As the rains began, heat from warm and humid air flowed from the Gulf and prolonged the cloud cover at night, which helped bring temperatures above average.
During that time, an upper level pressure made its way in, killing off the rain and drying out soil into early September.
However, that didn’t last.
The rains returned in full force in October, with the most significant flooding of the year across the Lower Valley.
That came as a surprise because the month started out as generally warm to hot. Then the torrential rains came, eventually flooding rural and agriculturally rich regions of northeastern Cameron County and eastern Willacy County, where many homes flooded.
By the close of the month, Harlingen saw close to double its average October rain. But Willacy County was hit harder, with 14 to 18 inches estimated at the end of the month.
That’s up to five times the average in some locations.
“Flooding in late October, 2015, was the capping event of a year remembered for water across the Rio Grande Valley,” the NWS stated. “From ‘Lake Willacy’ to widespread neighborhood flooding in Weslaco, not seen in decades, impacts were sufficient to warrant Federal Disaster Assistance to Cameron, Hidalgo, and Willacy County.”
Harlingen tallied 6.9 inches of rain for October, ranking fourth highest on record for the month. The average for the month is 3.7
Brownsville also was soaked, receiving rainfall close to 10 inches above normal — 13.68 inches compared to the average of 3.74, the NWS reported.
The rain did contribute in a positive way, classifying the area as being without severe or greater drought.
It’s currently listed as level two on the United States Drought Monitor for the first time since 2007, the NWS stated.
But the weather wasn’t kind to cotton.

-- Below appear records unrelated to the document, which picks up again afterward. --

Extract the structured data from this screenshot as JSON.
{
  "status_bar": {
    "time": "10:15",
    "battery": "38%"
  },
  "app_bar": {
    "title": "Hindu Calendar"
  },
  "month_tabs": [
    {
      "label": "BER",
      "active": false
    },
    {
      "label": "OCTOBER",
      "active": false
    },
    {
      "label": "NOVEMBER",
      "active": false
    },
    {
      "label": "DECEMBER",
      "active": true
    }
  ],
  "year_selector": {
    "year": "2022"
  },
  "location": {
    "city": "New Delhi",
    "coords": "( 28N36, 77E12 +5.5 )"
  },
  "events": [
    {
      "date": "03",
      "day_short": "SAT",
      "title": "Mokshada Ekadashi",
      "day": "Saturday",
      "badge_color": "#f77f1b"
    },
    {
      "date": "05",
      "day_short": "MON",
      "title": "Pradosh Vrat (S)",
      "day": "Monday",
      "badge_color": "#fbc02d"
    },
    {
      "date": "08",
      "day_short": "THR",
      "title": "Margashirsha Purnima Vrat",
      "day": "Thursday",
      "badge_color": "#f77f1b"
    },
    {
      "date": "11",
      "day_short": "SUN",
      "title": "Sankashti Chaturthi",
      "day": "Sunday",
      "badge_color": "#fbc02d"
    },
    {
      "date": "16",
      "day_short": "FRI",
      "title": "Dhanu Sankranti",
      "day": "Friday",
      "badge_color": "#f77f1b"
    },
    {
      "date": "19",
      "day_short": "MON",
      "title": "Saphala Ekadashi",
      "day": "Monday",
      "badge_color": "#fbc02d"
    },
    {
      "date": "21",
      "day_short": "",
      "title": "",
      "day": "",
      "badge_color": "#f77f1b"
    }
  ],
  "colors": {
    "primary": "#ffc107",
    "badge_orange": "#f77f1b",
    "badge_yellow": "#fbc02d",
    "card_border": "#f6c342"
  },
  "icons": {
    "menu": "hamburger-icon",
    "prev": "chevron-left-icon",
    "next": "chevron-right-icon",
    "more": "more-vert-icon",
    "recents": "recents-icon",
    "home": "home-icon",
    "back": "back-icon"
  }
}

In the home of King Cotton, heavy spring rains led to a smaller harvest in 2015.
Many cotton growers planted late because of soggy fields while other farmers didn’t plant cotton at all. Those who did plant ended up harvesting their crop more than a month late.
On the plus side, rains that fell throughout the fall are going to help crops going forward, no matter which crop is planted, said Texas A&M AgriLife spokesman Rod Santa Ana in his weekly report.
“Valley growers have to plant something. They try hard to plant the crop that fits their operation and returns the most profit,” he said
For a large percentage, that likely will be cotton.
“We’re hearing that there will be more cotton this year than the 65,000 acres planted in the Valley last year,” Santa Ana said.
The wet year may mean growers will plant more.
“Many growers have good soil moisture to work with this year,” said Brad Cowan, the Texas A&M AgriLife Extension Service agent for Hidalgo County.
“That helps get a crop off to a good start, because some years the soil is so dry that it’s a real challenge to grow a healthy crop.”
With improved cotton varieties, higher yields are indeed possible.
“We’ve been having good cotton yields lately, the last two years,” Cowan said.
“Some growers have managed to produce four bales per acre. With each bale weighing about 500 pounds, some have been meeting that 1-ton cotton goal that before the decline in boll weevils was just a dream here.”